Her heart softened at his admission. “So you know.”
“Yeah.”
The understanding in his eyes made her produce more tears, until she found herself quietly sobbing. Will—dear, dear Will—took her in his arms, pulled her close.
His body was warm, his arms strong. She could smell the clothes-dryer freshness of his well-worn sweatshirt, clean and old at the same time. She buried her face in the fabric and let it rip.
He held her tightly. He didn’t pat her the way some men did, didn’t say, “There, there.” Proactive comfort, she’d come to call it; they felt they needed to do something instead of just be. No, Will knew how to hug, how to just stand there and be a fortress, a safe place, a warm, strong, utterly masculine shelter.
And when at last the storm of emotion was over, Lou raised her head from his chest, knowing her face was smeared with tears, smiled up at him and said, “Thanks.”
The look on his face was…a lot of things. Sadness for her, maybe for himself
, too. Also puzzlement. A touch of guilt? And then there was a hint of something warmer and darker, something like…desire.
Releasing his hold on her, he stepped back. And just like that, all the messages his face had been transmitting were gone. Wiped clean. “Better now?” He sounded casual, uninvolved.
“Much,” she said, not sure what was going on, but suddenly feeling foolish. “Um, look, you probably have other things to do. I’m going to finish straightening up.”
“What things do I have to do?”
“I don’t know. I’m keeping you, I’m sure.”
“Nope.” Grinning, he rubbed his hands together. “What room do you want to work on next?”
If she lived to be one hundred years old, she would never, ever understand men. He’d held her, then pushed her away. She’d told him he could go; he’d decided he didn’t want to. And they said women were the flighty sex.
“The back bedroom, I guess. It’s Mom’s room. They didn’t touch mine.”
Together, they removed the sheets and blankets, got new ones and made the bed, Will on one side, Lou on the other. Tucking in the blanket, each made his way around to the foot of the bed and when they met there, their hips bumped momentarily. As one, they straightened up and faced each other.
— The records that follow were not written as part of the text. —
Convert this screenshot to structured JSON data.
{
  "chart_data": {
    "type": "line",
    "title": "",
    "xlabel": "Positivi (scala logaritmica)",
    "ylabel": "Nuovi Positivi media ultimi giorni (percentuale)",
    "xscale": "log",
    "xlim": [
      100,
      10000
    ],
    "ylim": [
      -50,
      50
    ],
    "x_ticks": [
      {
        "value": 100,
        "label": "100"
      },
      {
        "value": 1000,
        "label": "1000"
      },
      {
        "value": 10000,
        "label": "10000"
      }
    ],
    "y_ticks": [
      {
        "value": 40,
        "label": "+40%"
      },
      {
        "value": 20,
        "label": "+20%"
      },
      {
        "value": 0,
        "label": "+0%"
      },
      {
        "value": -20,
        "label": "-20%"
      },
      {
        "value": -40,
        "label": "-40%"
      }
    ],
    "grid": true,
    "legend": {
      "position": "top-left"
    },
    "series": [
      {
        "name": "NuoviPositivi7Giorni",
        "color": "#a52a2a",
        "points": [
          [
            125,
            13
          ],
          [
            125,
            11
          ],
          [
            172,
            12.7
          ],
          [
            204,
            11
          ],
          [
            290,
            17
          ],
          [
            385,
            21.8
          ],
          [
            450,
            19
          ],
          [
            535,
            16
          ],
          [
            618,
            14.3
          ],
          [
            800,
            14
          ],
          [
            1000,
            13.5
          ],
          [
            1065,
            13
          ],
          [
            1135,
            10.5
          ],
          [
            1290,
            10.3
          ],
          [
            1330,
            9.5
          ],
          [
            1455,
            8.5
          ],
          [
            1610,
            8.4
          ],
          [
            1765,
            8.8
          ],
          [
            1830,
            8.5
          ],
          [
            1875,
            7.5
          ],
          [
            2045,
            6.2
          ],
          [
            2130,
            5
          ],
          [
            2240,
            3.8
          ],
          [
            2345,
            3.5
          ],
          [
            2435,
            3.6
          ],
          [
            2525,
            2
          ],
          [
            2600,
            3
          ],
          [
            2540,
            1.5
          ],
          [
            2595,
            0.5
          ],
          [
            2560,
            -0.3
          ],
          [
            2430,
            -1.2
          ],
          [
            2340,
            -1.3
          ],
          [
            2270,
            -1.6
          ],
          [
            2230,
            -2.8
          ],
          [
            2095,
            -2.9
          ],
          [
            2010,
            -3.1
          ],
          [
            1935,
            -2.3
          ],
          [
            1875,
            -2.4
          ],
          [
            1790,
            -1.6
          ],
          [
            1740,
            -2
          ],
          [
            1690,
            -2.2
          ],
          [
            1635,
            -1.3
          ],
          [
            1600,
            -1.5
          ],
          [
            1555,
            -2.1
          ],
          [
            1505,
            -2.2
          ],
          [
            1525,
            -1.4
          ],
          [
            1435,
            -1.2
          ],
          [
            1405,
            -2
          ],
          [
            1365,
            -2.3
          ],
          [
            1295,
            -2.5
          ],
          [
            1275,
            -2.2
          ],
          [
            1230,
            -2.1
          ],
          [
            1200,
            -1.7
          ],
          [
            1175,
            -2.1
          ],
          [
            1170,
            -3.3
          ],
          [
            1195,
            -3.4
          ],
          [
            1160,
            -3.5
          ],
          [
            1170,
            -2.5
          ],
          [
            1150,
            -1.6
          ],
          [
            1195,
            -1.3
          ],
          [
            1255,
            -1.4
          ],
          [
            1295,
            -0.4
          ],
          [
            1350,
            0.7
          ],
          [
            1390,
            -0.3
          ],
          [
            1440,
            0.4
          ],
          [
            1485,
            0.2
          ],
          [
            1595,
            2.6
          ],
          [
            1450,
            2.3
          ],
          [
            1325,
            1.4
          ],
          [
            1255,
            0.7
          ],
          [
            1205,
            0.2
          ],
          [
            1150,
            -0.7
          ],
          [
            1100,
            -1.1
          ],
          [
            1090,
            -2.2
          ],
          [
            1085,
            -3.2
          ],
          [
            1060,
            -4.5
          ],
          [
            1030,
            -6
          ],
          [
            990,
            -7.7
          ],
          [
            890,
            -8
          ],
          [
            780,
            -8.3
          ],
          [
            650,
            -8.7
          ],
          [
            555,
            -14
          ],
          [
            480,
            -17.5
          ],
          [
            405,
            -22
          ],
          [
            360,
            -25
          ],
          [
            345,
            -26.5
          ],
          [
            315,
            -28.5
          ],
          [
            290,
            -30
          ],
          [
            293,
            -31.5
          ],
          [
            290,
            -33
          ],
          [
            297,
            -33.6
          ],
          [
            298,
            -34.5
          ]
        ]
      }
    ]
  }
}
Way too aware of him, she averted her gaze to her feet, but felt his eyes on her. Neither of them spoke. Heat emanated from Will’s body. She was aware of it, just as she was aware of that pine-shaving-soap smell of his and the fluttery sensation in various private parts of her body.
Shyly, tentatively, she raised her gaze to meet his. This time, his eyes weren’t sending any mixed messages. The word smoldering came to mind as he looked at her. In the next moment, he’d pulled her to him and was kissing her, all over her face, forehead, eyelids, neck, and she was groaning as she felt her body’s lightning-quick sensual response.
“Lou,” he murmured, capturing her mouth and devouring it.